100 Greatest Discoveries

Part 1

Part 2

Part 3

Part 4

Part 5

1. The Law of Falling Bodies (1604)
Galileo Galilei overturns nearly 2,000 years of Aristotelian belief that heavier bodies fall faster than lighter ones by proving that all bodies fall at the same rate.

2. Universal Gravitation (1666)
Isaac Newton comes to the conclusion that all objects in the universe, from apples to planets, exert gravitational attraction on each other.

3. Laws of Motion (1687)
Isaac Newton changes our understanding of the universe by formulating three laws to describe the movement of objects. 1) An object in motion remains in motion unless an external force is applied to it. 2) The relationship between an object’s mass (m), its acceleration (a) and the applied force (F) is F = ma. 3) For every action there is an equal and opposite reaction.

4. The Second Law of Thermodynamics (1824 – 1850)
Scientists working to improve the efficiency of steam engines develop an understanding of the conversion of heat into work. They learn that the flow of heat from higher to lower temperatures is what drives a steam engine, likening the process to the flow of water that turns a mill wheel. Their work leads to three principles: heat flows spontaneously from a hot to a cold body; heat cannot be completely converted into other forms of energy; and systems become more disorganized over time.

5. Electromagnetism (1807 – 1873)
Pioneering experiments uncover the relationship between electricity and magnetism and lead to a set of equations that express the basic laws governing them. One of those experiments unexpectedly yields results in a classroom. In 1820, Danish physicist Hans Christian Oersted is speaking to students about the possibility that electricity and magnetism are related. During the lecture, an experiment demonstrates the veracity of his theory in front of the whole class.

6. Special Relativity (1905)
Albert Einstein overthrows basic assumptions about time and space by describing how clocks tick slower and distances appear to stretch as objects approach the speed of light.

7. E = mc^2 (1905)
Or energy is equal to mass times the speed of light squared. Albert Einstein’s famous formula proves that mass and energy are different manifestations of the same thing, and that a very small amount of mass can be converted into a very large amount of energy. One profound implication of his discovery is that no object with mass can ever go faster than the speed of light.

8. The Quantum Leap (1900 – 1935)
To describe the behavior of subatomic particles, a new set of natural laws is developed by Max Planck, Albert Einstein, Werner Heisenberg and Erwin Schrodinger. A quantum leap is defined as the change of an electron within an atom from one energy state to another. This change happens all at once, not gradually.

9. The Nature of Light (1704 – 1905)
Thought and experimentation by Isaac Newton, Thomas Young and Albert Einstein lead to an understanding of what light is, how it behaves, and how it is transmitted. Newton uses a prism to split white light into its constituent colors and another prism to mix the colors into white light, proving that colored light mixed together makes white light. Young establishes that light is a wave and that wavelength determines color.
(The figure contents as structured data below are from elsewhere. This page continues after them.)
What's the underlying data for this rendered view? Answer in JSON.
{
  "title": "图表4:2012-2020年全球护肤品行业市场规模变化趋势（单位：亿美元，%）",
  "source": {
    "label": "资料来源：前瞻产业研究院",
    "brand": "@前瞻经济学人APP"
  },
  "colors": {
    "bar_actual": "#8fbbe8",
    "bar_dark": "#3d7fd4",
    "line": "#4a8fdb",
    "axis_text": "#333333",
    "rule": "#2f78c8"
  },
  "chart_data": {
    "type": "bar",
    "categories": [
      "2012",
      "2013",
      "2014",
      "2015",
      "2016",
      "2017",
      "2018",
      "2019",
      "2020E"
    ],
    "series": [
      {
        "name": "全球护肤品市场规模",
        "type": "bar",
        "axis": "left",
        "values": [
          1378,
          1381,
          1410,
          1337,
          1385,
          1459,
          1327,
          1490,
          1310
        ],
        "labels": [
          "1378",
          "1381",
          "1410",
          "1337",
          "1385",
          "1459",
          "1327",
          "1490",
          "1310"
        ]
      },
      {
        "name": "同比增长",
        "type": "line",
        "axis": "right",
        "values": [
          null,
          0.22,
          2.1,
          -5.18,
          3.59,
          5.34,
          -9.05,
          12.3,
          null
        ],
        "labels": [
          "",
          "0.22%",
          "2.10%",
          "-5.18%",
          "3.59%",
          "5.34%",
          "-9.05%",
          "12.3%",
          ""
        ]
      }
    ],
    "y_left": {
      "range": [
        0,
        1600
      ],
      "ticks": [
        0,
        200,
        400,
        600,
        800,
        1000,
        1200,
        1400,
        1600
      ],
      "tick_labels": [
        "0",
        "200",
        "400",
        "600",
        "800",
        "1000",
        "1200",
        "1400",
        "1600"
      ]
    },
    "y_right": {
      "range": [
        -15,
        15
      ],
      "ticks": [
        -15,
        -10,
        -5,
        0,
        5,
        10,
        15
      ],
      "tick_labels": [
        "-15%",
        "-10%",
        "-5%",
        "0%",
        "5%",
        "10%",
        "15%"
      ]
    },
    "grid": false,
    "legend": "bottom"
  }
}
Finally, Einstein recognizes that light always travels at a constant speed, no matter the speed of the measurer.

10. The Neutron (1935)
James Chadwick discovers neutrons, which, together with protons and electrons comprise the atom. This finding dramatically changes the atomic model and accelerates discoveries in atomic physics.

11. Superconductors (1911 – 1986)
The unexpected discovery that some materials have no resistance to the flow of electricity promises to revolutionize industry and technology. Superconductivity occurs in a wide variety of materials, including simple elements like tin and aluminum, various metallic alloys and certain ceramic compounds.

12. Quarks (1962)
Murray Gell-Mann proposes the existence of fundamental particles that combine to form composite objects such as protons and neutrons. A quark has both an electric and a “strong” charge. Protons and neutrons each contain three quarks.

13. Nuclear Forces (1666 – 1957)
Discoveries of the basic forces at work on the subatomic level lead to the realization that all interactions in the universe are the result of four fundamental forces of nature — the strong and weak nuclear forces, the electromagnetic force and gravitation.